This is my take on a Thomas Keller version -- why not start with the best? -- but I use nonfat Greek yogurt (one of my favorite ingredients) instead of sour cream. And I like a bit more structure to my panna cotta, so I upped the gelatin a bit, and I REALLY like the vanilla bean flavor and the speckles in vanilla bean paste, so I increased that too. It is tangy and light, but also luxuriously creamy. - susaneas —susaneas
Test Kitchen Notes
In a word, this was wonderful! This recipe produced a panna cotta that was dense and creamy, with only a slight hint of a tang from the Greek yogurt and buttermilk. Due to lack of a local resource for vanilla bean paste, I improvised by scraping one and a half vanilla beans, and adding a splash of vanilla. The taste was much more intense than using pure vanilla extract alone. The only suggestions I have is that the first step listed -- softening the gelatin -- be inserted between steps 2 and 3. For those of us easily distracted (by the dog, the phone, etc), this meant by the time I needed to use it, it had solidified into a solid mass of an unusable rubber-like substance. Also, I left my panna cotta in the strainer about 20 minutes before spooning it into ramekins. All in all, this recipe was easy to follow and nearly foolproof. Best of all, it resulted in one of the best panna cottas I can remember! I will definitely be making this again. —JennyInKS
Sprinkle gelatin over water in a small cup, stir and let soften.
Whisk together the Greek yogurt, buttermilk, salt, vanilla bean paste and sugar in a bowl.
Heat about 1/2 cup of the yogurt mixture in a small saucepan over a low flame, stirring, just to warm up. Stir in the softened gelatin until it dissolves. After mixture is completely smooth, stir gelatin mixture into the rest of the yogurt mixture.

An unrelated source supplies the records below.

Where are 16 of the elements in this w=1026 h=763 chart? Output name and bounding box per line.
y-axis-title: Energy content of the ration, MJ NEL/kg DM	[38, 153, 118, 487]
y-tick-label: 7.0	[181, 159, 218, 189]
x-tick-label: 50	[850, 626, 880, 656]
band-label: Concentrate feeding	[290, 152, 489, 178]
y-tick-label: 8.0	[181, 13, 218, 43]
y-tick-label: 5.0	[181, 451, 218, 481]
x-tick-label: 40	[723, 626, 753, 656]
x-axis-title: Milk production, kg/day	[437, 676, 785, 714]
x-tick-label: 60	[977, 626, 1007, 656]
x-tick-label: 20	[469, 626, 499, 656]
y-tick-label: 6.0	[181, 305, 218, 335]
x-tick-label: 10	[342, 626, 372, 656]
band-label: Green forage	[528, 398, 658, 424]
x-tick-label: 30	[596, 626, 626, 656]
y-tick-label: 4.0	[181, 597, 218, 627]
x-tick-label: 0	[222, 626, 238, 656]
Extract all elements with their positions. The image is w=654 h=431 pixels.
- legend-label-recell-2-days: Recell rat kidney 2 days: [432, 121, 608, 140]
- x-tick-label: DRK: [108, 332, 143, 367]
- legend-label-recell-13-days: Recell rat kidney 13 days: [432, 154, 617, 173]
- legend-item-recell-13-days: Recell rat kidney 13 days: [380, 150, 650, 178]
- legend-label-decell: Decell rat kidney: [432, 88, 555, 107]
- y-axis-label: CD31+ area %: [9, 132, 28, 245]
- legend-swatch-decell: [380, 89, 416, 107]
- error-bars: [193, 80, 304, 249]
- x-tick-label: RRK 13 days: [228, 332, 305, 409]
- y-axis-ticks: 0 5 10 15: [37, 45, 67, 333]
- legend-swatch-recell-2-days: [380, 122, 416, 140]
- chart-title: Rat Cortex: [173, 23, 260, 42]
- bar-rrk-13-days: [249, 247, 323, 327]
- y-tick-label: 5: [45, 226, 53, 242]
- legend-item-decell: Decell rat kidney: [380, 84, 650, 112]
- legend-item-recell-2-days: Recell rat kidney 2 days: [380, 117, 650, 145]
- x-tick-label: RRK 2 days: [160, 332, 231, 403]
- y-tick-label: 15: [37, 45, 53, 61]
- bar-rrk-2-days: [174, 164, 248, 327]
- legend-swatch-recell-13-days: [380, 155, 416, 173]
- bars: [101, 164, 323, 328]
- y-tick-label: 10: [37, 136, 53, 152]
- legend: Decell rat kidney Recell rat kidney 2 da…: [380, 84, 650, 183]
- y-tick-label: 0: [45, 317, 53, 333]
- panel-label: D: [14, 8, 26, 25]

Whisk the creme fraiche in a separate bowl until it thickens and holds its shape. Fold in the yogurt mixture, and then strain through a fine-mesh strainer into a bowl with a spout or a 4-cup liquid measuring cup.
Pour the mixture into 6 4- to 5-ounce ramekins. Place ramekins on a pan or tray, cover with plastic wrap and refrigerate for at least 6 hours or overnight.
To unmold, dunk each ramekin 2/3's of the way into a bowl of very hot tap water to loosen. Place a dessert plate on top, flip and give a gentle but firm shake to release.